|Discovered by||Mount Lemmon Survey|
|Discovery date||20 November 2007|
|NEO · Apollo |
|Orbital characteristics |
|Epoch 13 January 2016 (JD 2457400.5)|
|Uncertainty parameter 5  · 0 |
|Aphelion||3.9289 AU (587.76 Gm)|
|Perihelion||0.991120 AU (148.2694 Gm)|
|2.4600 AU (368.01 Gm)|
|3.86 yr (1409.3 d)|
Average orbital speed
|12.5 km/s (27,900 mph)|
|0° 15m 19.62s /day|
|Earth MOID||0.0260299 AU (3.89402 Gm)|
|Dimensions||50 m (160 ft)|
2007 WD5 is an Apollo asteroid some 50 m (160 ft) in diameter and a Mars-crosser asteroid first observed on 20 November 2007, by Andrea Boattini of the Catalina Sky Survey. Early observations of 2007 WD5 caused excitement amongst the scientific community when it was estimated as having as high as a 1 in 25 chance of colliding with Mars on 30 January 2008. However, by 9 January 2008, additional observations allowed NASA's Near Earth Object Program (NEOP) to reduce the uncertainty region resulting in only a 1-in-10,000 chance of impact. 2007 WD5 most likely passed Mars at a distance of 6.5 Mars radii. Due to this relatively small distance and the uncertainty level of the prior observations, the gravitational effects of Mars on its trajectory are unknown and, according to Steven Chesley of NASA's Jet Propulsion Laboratory Near-Earth Object program, 2007 WD5 is currently considered 'lost' (see lost asteroids).
The asteroid was discovered on 20 November 2007 by Andrea Boattini of the NASA-funded Catalina Sky Survey on Mount Lemmon, near Tucson, Arizona, United States, using a 1.5-meter telescope. It was discovered in the constellation Taurus at an apparent magnitude of +20. This is about 400,000 times fainter than most people can see with the naked eye on a dark night far from city lights. It was discovered nineteen days after passing near Earth. By the time it arrived at Mars it had an apparent magnitude of roughly +26 and therefore appeared over 100 times fainter than at the time of discovery.

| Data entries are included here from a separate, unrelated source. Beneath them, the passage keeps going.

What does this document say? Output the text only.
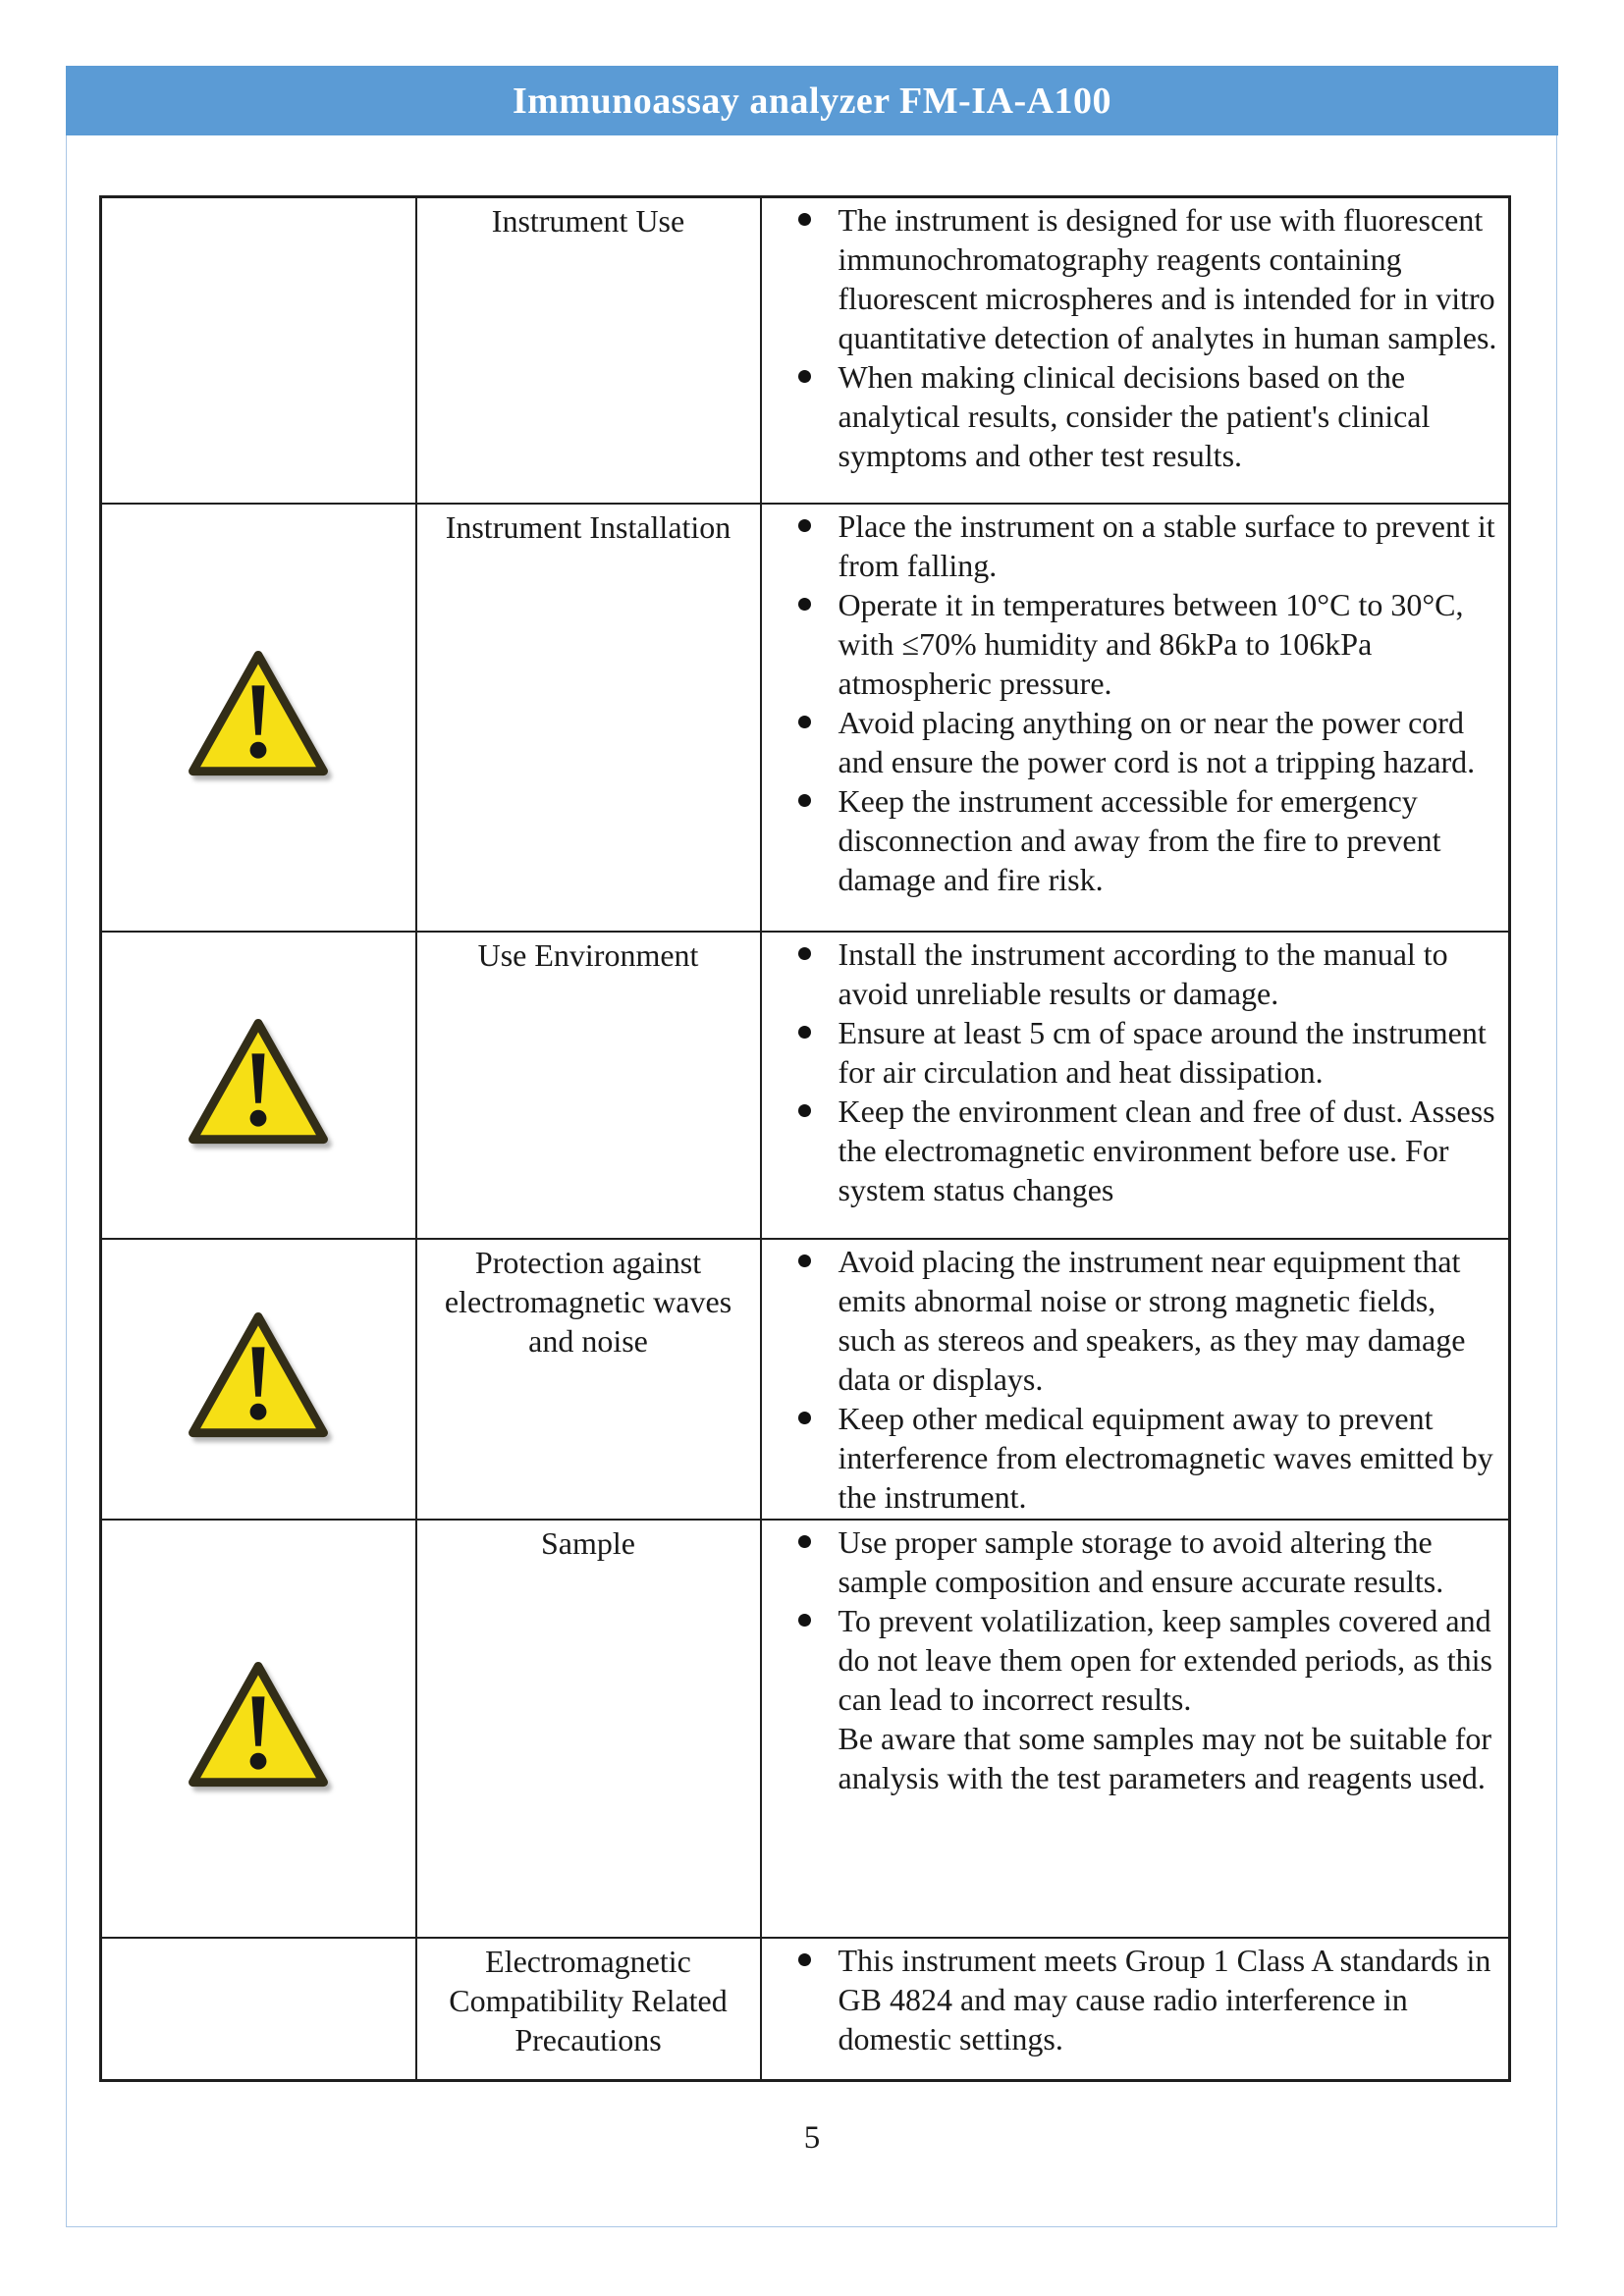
Immunoassay analyzer FM-IA-A100

Instrument Use	The instrument is designed for use with fluorescent immunochromatography reagents containing fluorescent microspheres and is intended for in vitro quantitative detection of analytes in human samples.
When making clinical decisions based on the analytical results, consider the patient's clinical symptoms and other test results.

Instrument Installation	Place the instrument on a stable surface to prevent it from falling.
Operate it in temperatures between 10°C to 30°C, with ≤70% humidity and 86kPa to 106kPa atmospheric pressure.
Avoid placing anything on or near the power cord and ensure the power cord is not a tripping hazard.
Keep the instrument accessible for emergency disconnection and away from the fire to prevent damage and fire risk.

Use Environment	Install the instrument according to the manual to avoid unreliable results or damage.
Ensure at least 5 cm of space around the instrument for air circulation and heat dissipation.
Keep the environment clean and free of dust. Assess the electromagnetic environment before use. For system status changes

Protection against electromagnetic waves and noise	Avoid placing the instrument near equipment that emits abnormal noise or strong magnetic fields, such as stereos and speakers, as they may damage data or displays.
Keep other medical equipment away to prevent interference from electromagnetic waves emitted by the instrument.

Sample	Use proper sample storage to avoid altering the sample composition and ensure accurate results.
To prevent volatilization, keep samples covered and do not leave them open for extended periods, as this can lead to incorrect results.
Be aware that some samples may not be suitable for analysis with the test parameters and reagents used.

Electromagnetic Compatibility Related Precautions	This instrument meets Group 1 Class A standards in GB 4824 and may cause radio interference in domestic settings.
5
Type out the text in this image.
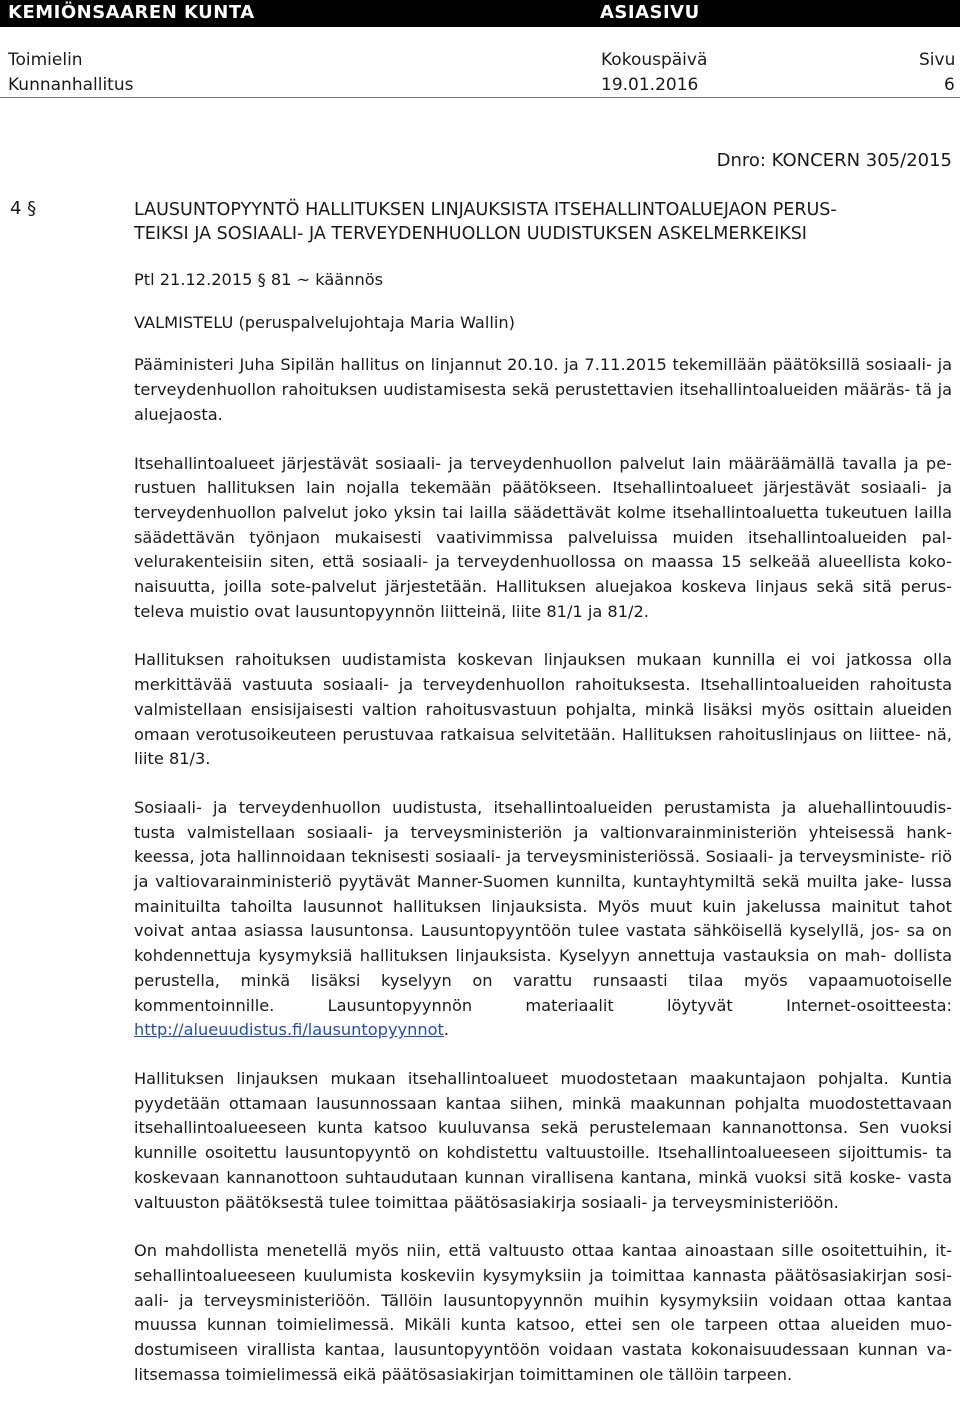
KEMIÖNSAAREN KUNTA	ASIASIVU
Toimielin	Kokouspäivä	Sivu
Kunnanhallitus	19.01.2016	6
Dnro: KONCERN 305/2015
4 §	LAUSUNTOPYYNTÖ HALLITUKSEN LINJAUKSISTA ITSEHALLINTOALUEJAON PERUS-
TEIKSI JA SOSIAALI- JA TERVEYDENHUOLLON UUDISTUKSEN ASKELMERKEIKSI

Ptl 21.12.2015 § 81 ~ käännös

VALMISTELU (peruspalvelujohtaja Maria Wallin)

Pääministeri Juha Sipilän hallitus on linjannut 20.10. ja 7.11.2015 tekemillään päätöksillä sosiaali- ja terveydenhuollon rahoituksen uudistamisesta sekä perustettavien itsehallintoalueiden määräs- tä ja aluejaosta.

Itsehallintoalueet järjestävät sosiaali- ja terveydenhuollon palvelut lain määräämällä tavalla ja pe- rustuen hallituksen lain nojalla tekemään päätökseen. Itsehallintoalueet järjestävät sosiaali- ja terveydenhuollon palvelut joko yksin tai lailla säädettävät kolme itsehallintoaluetta tukeutuen lailla säädettävän työnjaon mukaisesti vaativimmissa palveluissa muiden itsehallintoalueiden pal- velurakenteisiin siten, että sosiaali- ja terveydenhuollossa on maassa 15 selkeää alueellista koko- naisuutta, joilla sote-palvelut järjestetään. Hallituksen aluejakoa koskeva linjaus sekä sitä perus- televa muistio ovat lausuntopyynnön liitteinä, liite 81/1 ja 81/2.

Hallituksen rahoituksen uudistamista koskevan linjauksen mukaan kunnilla ei voi jatkossa olla merkittävää vastuuta sosiaali- ja terveydenhuollon rahoituksesta. Itsehallintoalueiden rahoitusta valmistellaan ensisijaisesti valtion rahoitusvastuun pohjalta, minkä lisäksi myös osittain alueiden omaan verotusoikeuteen perustuvaa ratkaisua selvitetään. Hallituksen rahoituslinjaus on liittee- nä, liite 81/3.

Sosiaali- ja terveydenhuollon uudistusta, itsehallintoalueiden perustamista ja aluehallintouudis- tusta valmistellaan sosiaali- ja terveysministeriön ja valtionvarainministeriön yhteisessä hank- keessa, jota hallinnoidaan teknisesti sosiaali- ja terveysministeriössä. Sosiaali- ja terveysministe- riö ja valtiovarainministeriö pyytävät Manner-Suomen kunnilta, kuntayhtymiltä sekä muilta jake- lussa mainituilta tahoilta lausunnot hallituksen linjauksista. Myös muut kuin jakelussa mainitut tahot voivat antaa asiassa lausuntonsa. Lausuntopyyntöön tulee vastata sähköisellä kyselyllä, jos- sa on kohdennettuja kysymyksiä hallituksen linjauksista. Kyselyyn annettuja vastauksia on mah- dollista perustella, minkä lisäksi kyselyyn on varattu runsaasti tilaa myös vapaamuotoiselle kommentoinnille. Lausuntopyynnön materiaalit löytyvät Internet-osoitteesta: http://alueuudistus.fi/lausuntopyynnot.

Hallituksen linjauksen mukaan itsehallintoalueet muodostetaan maakuntajaon pohjalta. Kuntia pyydetään ottamaan lausunnossaan kantaa siihen, minkä maakunnan pohjalta muodostettavaan itsehallintoalueeseen kunta katsoo kuuluvansa sekä perustelemaan kannanottonsa. Sen vuoksi kunnille osoitettu lausuntopyyntö on kohdistettu valtuustoille. Itsehallintoalueeseen sijoittumis- ta koskevaan kannanottoon suhtaudutaan kunnan virallisena kantana, minkä vuoksi sitä koske- vasta valtuuston päätöksestä tulee toimittaa päätösasiakirja sosiaali- ja terveysministeriöön.

On mahdollista menetellä myös niin, että valtuusto ottaa kantaa ainoastaan sille osoitettuihin, it- sehallintoalueeseen kuulumista koskeviin kysymyksiin ja toimittaa kannasta päätösasiakirjan sosi- aali- ja terveysministeriöön. Tällöin lausuntopyynnön muihin kysymyksiin voidaan ottaa kantaa muussa kunnan toimielimessä. Mikäli kunta katsoo, ettei sen ole tarpeen ottaa alueiden muo- dostumiseen virallista kantaa, lausuntopyyntöön voidaan vastata kokonaisuudessaan kunnan va- litsemassa toimielimessä eikä päätösasiakirjan toimittaminen ole tällöin tarpeen.
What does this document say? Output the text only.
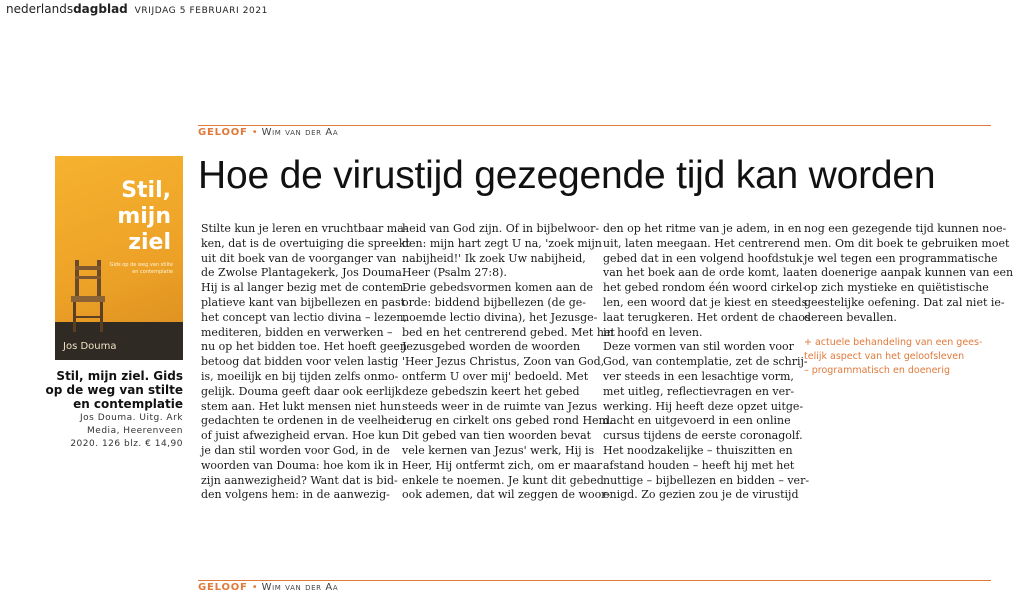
nederlandsdagblad VRIJDAG 5 FEBRUARI 2021
GELOOF • Wim van der Aa
Stil,
mijn
ziel
Gids op de weg van stilte en contemplatie
Jos Douma
Stil, mijn ziel. Gids
op de weg van stilte
en contemplatie
Jos Douma. Uitg. Ark
Media, Heerenveen
2020. 126 blz. € 14,90
Hoe de virustijd gezegende tijd kan worden
Stilte kun je leren en vruchtbaar ma-
ken, dat is de overtuiging die spreekt
uit dit boek van de voorganger van
de Zwolse Plantagekerk, Jos Douma.
Hij is al langer bezig met de contem-
platieve kant van bijbellezen en past
het concept van lectio divina – lezen,
mediteren, bidden en verwerken –
nu op het bidden toe. Het hoeft geen
betoog dat bidden voor velen lastig
is, moeilijk en bij tijden zelfs onmo-
gelijk. Douma geeft daar ook eerlijk
stem aan. Het lukt mensen niet hun
gedachten te ordenen in de veelheid
of juist afwezigheid ervan. Hoe kun
je dan stil worden voor God, in de
woorden van Douma: hoe kom ik in
zijn aanwezigheid? Want dat is bid-
den volgens hem: in de aanwezig-
heid van God zijn. Of in bijbelwoor-
den: mijn hart zegt U na, 'zoek mijn
nabijheid!' Ik zoek Uw nabijheid,
Heer (Psalm 27:8).
Drie gebedsvormen komen aan de
orde: biddend bijbellezen (de ge-
noemde lectio divina), het Jezusge-
bed en het centrerend gebed. Met het
Jezusgebed worden de woorden
'Heer Jezus Christus, Zoon van God,
ontferm U over mij' bedoeld. Met
deze gebedszin keert het gebed
steeds weer in de ruimte van Jezus
terug en cirkelt ons gebed rond Hem.
Dit gebed van tien woorden bevat
vele kernen van Jezus' werk, Hij is
Heer, Hij ontfermt zich, om er maar
enkele te noemen. Je kunt dit gebed
ook ademen, dat wil zeggen de woor-
den op het ritme van je adem, in en
uit, laten meegaan. Het centrerend
gebed dat in een volgend hoofdstuk
van het boek aan de orde komt, laat
het gebed rondom één woord cirkel-
len, een woord dat je kiest en steeds
laat terugkeren. Het ordent de chaos
in hoofd en leven.
Deze vormen van stil worden voor
God, van contemplatie, zet de schrij-
ver steeds in een lesachtige vorm,
met uitleg, reflectievragen en ver-
werking. Hij heeft deze opzet uitge-
dacht en uitgevoerd in een online
cursus tijdens de eerste coronagolf.
Het noodzakelijke – thuiszitten en
afstand houden – heeft hij met het
nuttige – bijbellezen en bidden – ver-
enigd. Zo gezien zou je de virustijd
nog een gezegende tijd kunnen noe-
men. Om dit boek te gebruiken moet
je wel tegen een programmatische
en doenerige aanpak kunnen van een
op zich mystieke en quiëtistische
geestelijke oefening. Dat zal niet ie-
dereen bevallen.
+ actuele behandeling van een gees-
telijk aspect van het geloofsleven
– programmatisch en doenerig
GELOOF • Wim van der Aa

This trend of increasing probability of impact followed by a dramatic decrease is typical as uncertainties are gradually reduced. In December 2004, a similar trend was observed with 99942 Apophis where the predicted probability of impact with Earth in 2029 at one point reached as high as 2.7%.
If the asteroid had collided with Mars, it would have hit with a velocity of about 13.5 km/s (8.4 miles per second), and would have produced an explosion equivalent to about 3 megatons of TNT. Due to the thin atmosphere of Mars, it was predicted that the asteroid would have reached the surface intact and blasted out a crater approximately 0.8 km (0.5 mi) in diameter. A crater this size would be equal to the size of the Meteor Crater in Arizona, United States. NASA officials say if it had hit Mars, it would have done so north of the location of the Opportunity rover.
2007 WD5 is roughly the size of the cometary object that caused the Tunguska event in 1908, in remote central Siberia, Russia. Due to the Earth's greater gravity, an impact with the power of Tunguska is expected to occur once every few hundred years. Since Mars has only 1/10 the mass to attract objects, these types of impacts occur roughly every one thousand years on Mars.
In July 2003, the asteroid passed within 0.012 AU of Mars. The exact fate of 2007 WD5 following the January 2008 Mars encounter is unknown although it likely passed Mars at a distance of 6.5 Mars radii. Mars, unlike Jupiter, is not big enough to eject the asteroid from the Solar System; however, the gravitation effect from the encounter on the asteroid's trajectory is uncertain and the asteroid is currently considered 'lost'. Assuming 2007 WD5 passed Mars safely, its low inclination to the ecliptic of only 2.3 degrees and high eccentricity of 0.6 could cause it to swing close to Mars or Earth for years or decades into the future.